Supreme Court rules against charter school’s challenge to its rejection

The state Supreme Court has ruled against a charter school’s challenge to its rejection in Monongalia and Preston counties.

Justices issued a memorandum decision on Tuesday afternoon, siding against the arguments brought by West Virginia Academy, which last year proposed a new school serving Monongalia and Preston counties. All five justices signed the decision.

Oral arguments in the case were May 4.

The charter school applicant contended the counties didn’t follow the proper process, that they missed a deadline, that missing the deadline meant the application should have automatically been considered approved, and that the state Department of Education should have stepped in to facilitate the approval.

West Virginia Academy’s suit is against the Department of Education, contending it had the final say, rather than against the counties.

The justices concluded the Department of Education did not have that obligation and that the law did not spell out their ability to do so.

“After reviewing the parties’ written and oral arguments, as well as the submitted record and the applicable law, this Court concludes that the Department does not have a legal duty to do that which the petitioner seeks,” justices wrote.

Later in the memorandum, they elaborated.

“WV Academy could have sought legal redress against the two county boards of education in this matter but did not do so,” justice wrote. “In essence, WV Academy is seeking to have the Department serve as an appellate tribunal to decide whether or not a county board of education authorizer properly and timely conducted its application review.”
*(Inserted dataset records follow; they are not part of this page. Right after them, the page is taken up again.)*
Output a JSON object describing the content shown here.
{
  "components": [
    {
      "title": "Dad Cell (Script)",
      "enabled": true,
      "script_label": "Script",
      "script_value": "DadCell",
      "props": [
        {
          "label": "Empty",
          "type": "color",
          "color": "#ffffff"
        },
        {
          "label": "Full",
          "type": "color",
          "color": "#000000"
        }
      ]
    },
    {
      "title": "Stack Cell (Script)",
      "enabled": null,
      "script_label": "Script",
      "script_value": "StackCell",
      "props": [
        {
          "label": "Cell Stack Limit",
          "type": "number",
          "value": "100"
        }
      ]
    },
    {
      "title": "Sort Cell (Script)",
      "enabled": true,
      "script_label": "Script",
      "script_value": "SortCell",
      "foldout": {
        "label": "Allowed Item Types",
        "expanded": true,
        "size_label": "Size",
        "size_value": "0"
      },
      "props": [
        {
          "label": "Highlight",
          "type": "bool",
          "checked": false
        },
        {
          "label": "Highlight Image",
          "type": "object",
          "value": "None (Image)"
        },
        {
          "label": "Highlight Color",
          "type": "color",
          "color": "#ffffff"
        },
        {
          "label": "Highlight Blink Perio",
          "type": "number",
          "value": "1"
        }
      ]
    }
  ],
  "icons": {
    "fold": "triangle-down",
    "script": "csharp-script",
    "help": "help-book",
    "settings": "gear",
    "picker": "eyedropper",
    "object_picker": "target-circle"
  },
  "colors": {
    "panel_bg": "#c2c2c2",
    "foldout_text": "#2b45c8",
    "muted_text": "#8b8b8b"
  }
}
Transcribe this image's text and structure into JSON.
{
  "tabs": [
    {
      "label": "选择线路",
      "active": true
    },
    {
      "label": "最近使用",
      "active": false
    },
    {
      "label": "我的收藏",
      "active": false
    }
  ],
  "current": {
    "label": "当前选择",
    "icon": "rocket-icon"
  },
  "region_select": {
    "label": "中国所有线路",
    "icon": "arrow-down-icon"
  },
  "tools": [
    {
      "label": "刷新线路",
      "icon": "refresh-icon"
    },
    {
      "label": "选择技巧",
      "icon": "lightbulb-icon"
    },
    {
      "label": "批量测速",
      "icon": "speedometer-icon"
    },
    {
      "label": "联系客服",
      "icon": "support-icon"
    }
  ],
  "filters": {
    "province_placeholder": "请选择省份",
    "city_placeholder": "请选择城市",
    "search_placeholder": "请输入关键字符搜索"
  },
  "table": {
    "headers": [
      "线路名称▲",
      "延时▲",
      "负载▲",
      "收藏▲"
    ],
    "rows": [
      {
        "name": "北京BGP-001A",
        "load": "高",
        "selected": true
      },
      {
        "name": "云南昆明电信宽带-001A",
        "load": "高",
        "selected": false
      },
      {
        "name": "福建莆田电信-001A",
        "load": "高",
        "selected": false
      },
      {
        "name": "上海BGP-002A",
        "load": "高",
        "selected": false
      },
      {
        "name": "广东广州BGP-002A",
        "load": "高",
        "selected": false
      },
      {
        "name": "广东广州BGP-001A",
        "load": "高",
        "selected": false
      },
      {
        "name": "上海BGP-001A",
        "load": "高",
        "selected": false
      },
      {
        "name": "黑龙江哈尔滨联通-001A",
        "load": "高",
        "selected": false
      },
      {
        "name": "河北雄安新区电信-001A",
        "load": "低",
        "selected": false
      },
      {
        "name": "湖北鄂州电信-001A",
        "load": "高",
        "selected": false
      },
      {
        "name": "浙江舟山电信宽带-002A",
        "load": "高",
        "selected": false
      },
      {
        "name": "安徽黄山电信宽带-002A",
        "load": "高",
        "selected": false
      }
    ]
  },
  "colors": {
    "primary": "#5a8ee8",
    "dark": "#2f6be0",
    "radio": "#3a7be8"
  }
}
But such a process isn’t included in the law established by the Legislature in 2019, justices wrote.

The Department of Education contended that the two counties don’t believe they missed the deadline and so there’s no clear way for the state to intervene.

Deciphering the actual deadline is a point of confusion.

State law gave county boards 90 days from the date of a charter school application to decide whether to approve. If no action was taken, an application would be considered approved by default.

West Virginia Academy submitted its application July 24.

That would have made the deadline for a decision Oct. 22.

Monongalia and Preston did not meet that deadline.

However, there was a different way to interpret the deadline. Rules established by the state Department of Education for the first year established an August 31 deadline covering all charter school applications.

And that rule established a deadline 90 days after that, Nov. 30, for authorizers to approve or deny applications.

Lawyers for the state Department of Education wrote that there was a reason for deadlines that would be consistent for all applicants. West Virginia had limited the number of charter schools to three the first year, and there was anticipation that multiple applicants might be competing against each other.

“The underlying public education policy supporting this rule is to prevent a scenario in which the first charter school applications in the door get acted upon merely because they beat everyone else to the punch on the calendar,” lawyers for the state board wrote in their brief to the Supreme Court.

The Monongalia and Preston County boards met Nov. 30 — the exact day of that deadline — and rejected the charter school application.